My Saturday mornings have been freed up recently by a change in Alison’s math tuition timing. She goes for class at 12.30pm now instead of 10.30am previously, so I can actually sleep in if I want to. Unfortunately my body clock seems irrevocably tuned to waking up at or before 7am, regardless of whether it’s a weekend or a weekday. The girls are old enough not to want me with them at all hours, so I have stretches of time to myself after breakfast while they shut themselves in their room to play Lego or Barbie dolls together.

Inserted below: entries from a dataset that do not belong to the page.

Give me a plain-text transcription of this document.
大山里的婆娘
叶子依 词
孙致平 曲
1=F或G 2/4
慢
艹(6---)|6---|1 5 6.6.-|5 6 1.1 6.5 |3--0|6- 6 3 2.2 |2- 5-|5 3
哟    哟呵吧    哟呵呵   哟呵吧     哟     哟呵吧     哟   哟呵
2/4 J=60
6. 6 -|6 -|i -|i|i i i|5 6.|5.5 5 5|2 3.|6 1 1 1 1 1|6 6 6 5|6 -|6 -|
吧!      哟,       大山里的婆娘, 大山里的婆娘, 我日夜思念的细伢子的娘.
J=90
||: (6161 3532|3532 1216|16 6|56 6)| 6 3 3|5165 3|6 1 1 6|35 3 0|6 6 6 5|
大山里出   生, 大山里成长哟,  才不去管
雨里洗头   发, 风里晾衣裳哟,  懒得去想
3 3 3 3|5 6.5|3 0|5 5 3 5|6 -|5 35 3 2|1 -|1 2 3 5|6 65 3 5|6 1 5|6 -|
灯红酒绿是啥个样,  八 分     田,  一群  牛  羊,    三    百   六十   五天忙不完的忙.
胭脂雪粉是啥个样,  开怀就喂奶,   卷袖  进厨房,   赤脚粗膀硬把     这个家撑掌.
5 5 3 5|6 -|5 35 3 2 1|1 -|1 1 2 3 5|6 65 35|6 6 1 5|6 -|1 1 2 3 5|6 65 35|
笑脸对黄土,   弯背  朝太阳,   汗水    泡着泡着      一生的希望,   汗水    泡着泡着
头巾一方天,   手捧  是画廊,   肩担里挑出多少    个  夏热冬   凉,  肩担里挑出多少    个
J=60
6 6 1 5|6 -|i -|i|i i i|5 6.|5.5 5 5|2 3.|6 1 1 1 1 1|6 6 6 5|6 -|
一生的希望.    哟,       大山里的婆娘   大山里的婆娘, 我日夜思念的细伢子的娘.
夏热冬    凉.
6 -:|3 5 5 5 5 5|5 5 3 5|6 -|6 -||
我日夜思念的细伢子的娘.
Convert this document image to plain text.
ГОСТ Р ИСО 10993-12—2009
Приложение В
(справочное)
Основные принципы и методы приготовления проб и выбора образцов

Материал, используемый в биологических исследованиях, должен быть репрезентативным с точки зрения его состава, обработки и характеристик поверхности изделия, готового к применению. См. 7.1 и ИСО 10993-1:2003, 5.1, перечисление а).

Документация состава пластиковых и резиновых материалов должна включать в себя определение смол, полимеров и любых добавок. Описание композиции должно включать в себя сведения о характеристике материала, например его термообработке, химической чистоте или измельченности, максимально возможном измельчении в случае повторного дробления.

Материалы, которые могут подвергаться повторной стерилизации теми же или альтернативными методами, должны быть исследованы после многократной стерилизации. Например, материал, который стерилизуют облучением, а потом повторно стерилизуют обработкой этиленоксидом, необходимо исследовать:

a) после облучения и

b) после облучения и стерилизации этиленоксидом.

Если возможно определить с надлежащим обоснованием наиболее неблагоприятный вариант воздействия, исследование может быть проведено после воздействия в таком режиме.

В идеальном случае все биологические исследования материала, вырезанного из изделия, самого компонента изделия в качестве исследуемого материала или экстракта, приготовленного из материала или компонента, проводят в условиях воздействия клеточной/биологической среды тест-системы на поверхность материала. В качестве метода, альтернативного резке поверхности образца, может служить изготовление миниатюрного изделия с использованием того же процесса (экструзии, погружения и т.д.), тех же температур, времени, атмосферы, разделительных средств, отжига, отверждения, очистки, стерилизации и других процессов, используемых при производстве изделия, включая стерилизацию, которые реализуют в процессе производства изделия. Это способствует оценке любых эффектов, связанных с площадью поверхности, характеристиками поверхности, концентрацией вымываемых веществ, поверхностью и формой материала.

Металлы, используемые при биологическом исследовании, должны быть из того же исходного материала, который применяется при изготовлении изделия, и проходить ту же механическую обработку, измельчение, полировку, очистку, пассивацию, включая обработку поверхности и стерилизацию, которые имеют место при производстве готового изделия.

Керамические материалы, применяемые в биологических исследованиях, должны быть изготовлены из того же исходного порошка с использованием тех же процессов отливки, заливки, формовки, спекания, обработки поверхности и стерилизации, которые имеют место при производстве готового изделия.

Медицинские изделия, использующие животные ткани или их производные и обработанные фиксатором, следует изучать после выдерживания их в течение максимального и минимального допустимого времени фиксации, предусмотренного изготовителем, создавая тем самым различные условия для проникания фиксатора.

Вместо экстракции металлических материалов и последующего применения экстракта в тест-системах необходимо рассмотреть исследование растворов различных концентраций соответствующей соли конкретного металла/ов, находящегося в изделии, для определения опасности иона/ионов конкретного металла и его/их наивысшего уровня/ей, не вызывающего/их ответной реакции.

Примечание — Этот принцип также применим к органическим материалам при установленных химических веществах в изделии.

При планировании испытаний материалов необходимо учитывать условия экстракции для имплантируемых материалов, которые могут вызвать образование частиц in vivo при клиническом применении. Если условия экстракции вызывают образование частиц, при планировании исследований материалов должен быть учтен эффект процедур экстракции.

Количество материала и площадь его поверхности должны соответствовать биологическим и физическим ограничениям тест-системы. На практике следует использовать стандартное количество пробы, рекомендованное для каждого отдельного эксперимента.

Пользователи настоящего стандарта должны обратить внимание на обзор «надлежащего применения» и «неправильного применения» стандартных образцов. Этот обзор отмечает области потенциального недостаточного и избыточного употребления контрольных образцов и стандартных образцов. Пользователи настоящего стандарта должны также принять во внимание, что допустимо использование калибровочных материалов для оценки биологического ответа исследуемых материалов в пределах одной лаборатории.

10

This morning, I decided to clean out our medicine cabinet. We have a big cabinet with several shelves, and they are chock-a-block with everything from a single child’s knitting needle to masking tape. Why these items are in there in the first place, I have no idea! There are also dozens of canisters and bottles, not to mention stray eye drop tubes and ulcer films. Also, nail clippers. Why does a single family need three nail clippers??
The Japanese have invented a system for spring cleaning or just generally keeping things tidy. It’s called 5S. In English, the Ss stand for Sort, Set in order, Shine, Standardize and Sustain. I have a system called 5T – Throw, Throw, Throw, Throw, Throw. I threw out anything that looked like it hadn’t been used in a long time or had clearly expired. Out went a tube of Betasone prescribed in January 2011, lipsticks that had been half-used and then forgotten, and rusty old hairpins that had been lying at the bottom of a contained coated in grease from a leaking tube of something or other. Gross.
I’m not quite done yet, but I’m happy that there’s some semblance of order on the shelves now and that I’ve managed to get rid of things that really should have been junked a long time ago. If nothing else, spring cleaning is a lesson in How To Choose Personal Care Products. Among the items I threw away was a barely used almost-brand new MAC lipstick in a very weird and unflattering shade of berry. I must have been drunk when I bought it, I think.
Keeping things tidy is a continuous process so this can’t and won’t be a once-off spring cleaning. Before long, the cabinet will resume its normal messiness. Then, it will be K’s turn to sort things out!